E onde o vento me levar, vou abrir meu coração. Logo logo não estarei por aqui. E nem você. É, isso acontece, mais um ano acaba, menos um ano pra graduação em música que eu tô fazendo, menos um ano para uma mudança não tão sutil e que direciona a vida para outro sentido. Esse estudo tem me dado muitas ganas de sair pelo mundo e ver o que tá acontecendo em outras esquinas, em outros horizontes. Abrir esse coração pra ser, existir, me permitir e abraçar o mundo. No fim o que muda é justamente a disposição desse coração, e pode ser que no caminho, num atalho ou num sorriso, aconteça uma paixão. Talvez assim eu me apaixone mais ainda pela vida, pela arte. Mas acima de tudo talvez eu encontre algo pelo qual já sou apaixonado e não saiba. São tantos “talvezes”… Acho que esta é sempre a esperança, e vou achar no toque do destino o brilho de um olhar para essa paixão pela experiência de viver sem medo de amar. É preciso aprender a se libertar do controle. Quem ama aceita. Quem toca a minha face é um vento que sopra onde quer, ninguém sabe de onde vem e nem pra onde vai. “Amores vêm e vão, são aves de verão”. Por isso o destino não é um inimigo, é uma libertação da tentativa de controle. A mente é a corrente, o destino é o machado, a arte o carrega, o algoz é o ego.

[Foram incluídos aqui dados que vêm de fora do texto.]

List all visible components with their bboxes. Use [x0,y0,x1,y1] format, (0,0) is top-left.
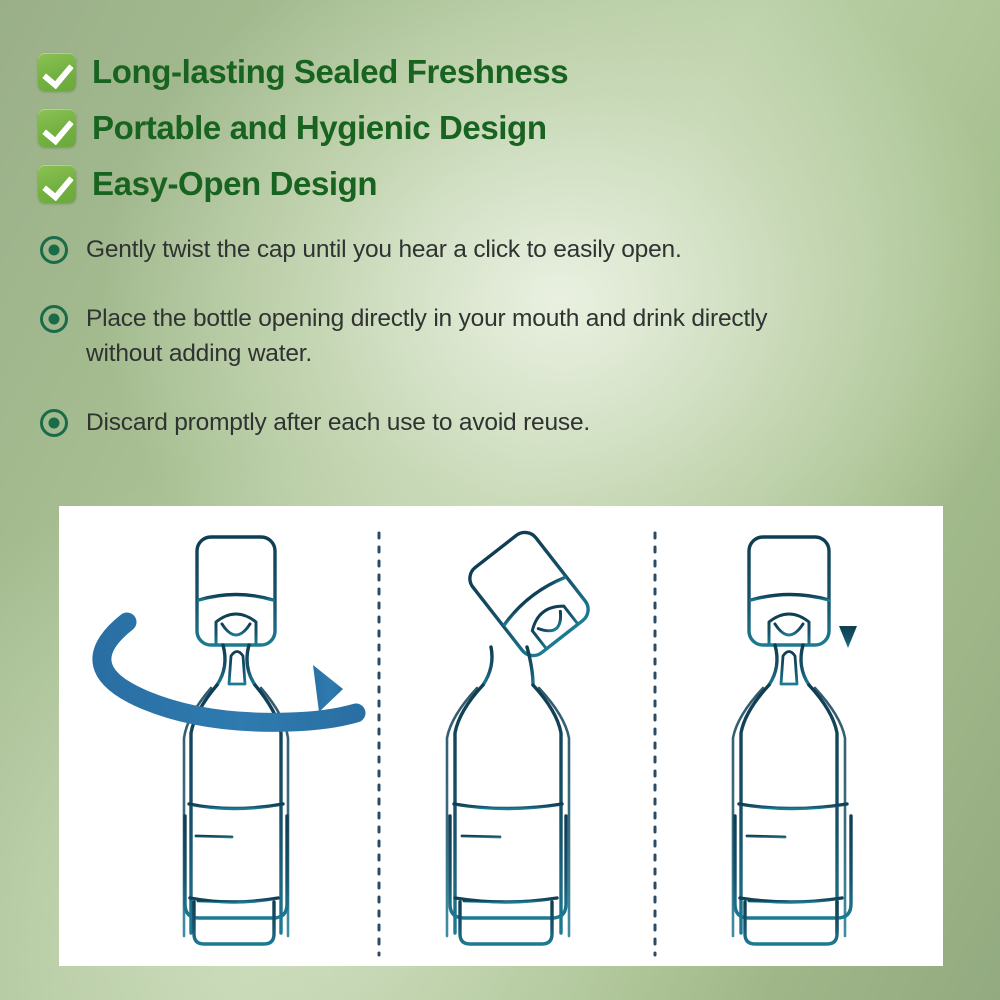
instruction-list: Gently twist the cap until you hear a cl… [40,232,830,474]
feature-label: Long-lasting Sealed Freshness [92,53,568,91]
bottle-with-tilted-cap-icon [447,527,594,944]
check-square-icon [38,109,76,147]
instruction-text: Discard promptly after each use to avoid… [86,405,590,440]
down-arrow-icon [839,582,857,648]
instruction-item-3: Discard promptly after each use to avoid… [40,405,830,440]
radio-dot-icon [40,409,68,437]
radio-dot-icon [40,236,68,264]
radio-dot-icon [40,305,68,333]
feature-list: Long-lasting Sealed Freshness Portable a… [38,44,738,212]
instruction-text: Place the bottle opening directly in you… [86,301,826,371]
feature-item-2: Portable and Hygienic Design [38,100,738,156]
feature-label: Portable and Hygienic Design [92,109,547,147]
instruction-item-2: Place the bottle opening directly in you… [40,301,830,371]
bottle-with-rotation-arrow-icon [184,537,288,944]
instruction-text: Gently twist the cap until you hear a cl… [86,232,682,267]
check-square-icon [38,165,76,203]
illustration-panel [59,506,943,966]
feature-item-1: Long-lasting Sealed Freshness [38,44,738,100]
instruction-item-1: Gently twist the cap until you hear a cl… [40,232,830,267]
check-square-icon [38,53,76,91]
feature-item-3: Easy-Open Design [38,156,738,212]
bottle-with-cap-pressed-icon [733,537,851,944]
feature-label: Easy-Open Design [92,165,377,203]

Não vou deixar de ser um sonhador. Eu nem sei se eu consigo. É curioso que usemos a mesma palavra para sonhos e “sonhos”. Eles acontecem no ambiente da fantasia subconsciente. São atributos distintos, um ocorre biologicamente enquanto dormimos, outro é fruto de todos os anseios do solitário ser e projeta-se enquanto tomamos ações em vigília. Ambos são utopias do subconsciente, sem garantia nenhuma de realização devido à simples estrutura da realidade. Contudo, é inimaginável um mundo em que não existam utopias. O sonho do amor perfeito, o sonho da paz mundial, o sonho das condições dignas a todos os seres humanos, o relacionamento perfeito, a conta bancária recheada. Quantos desses sonhos conseguiremos realizar…? No final, para mim, trata-se de realizar o sonho de ser, fazer, dar, receber, conhecer, se reconhecer, ser reconhecido, transformar e ser transformado, tudo no mesmo ato, entre notas da mesma canção. Faz parte da natureza unir tudo. Paixão talvez seja o ato de querer unir e o sonhador, a pessoa que pensa em união. Mesmo sabendo exatamente o que significa uma utopia, compensa tentar. Pois sei, vou encontrar no fundo dos meus sonhos o meu grande amor.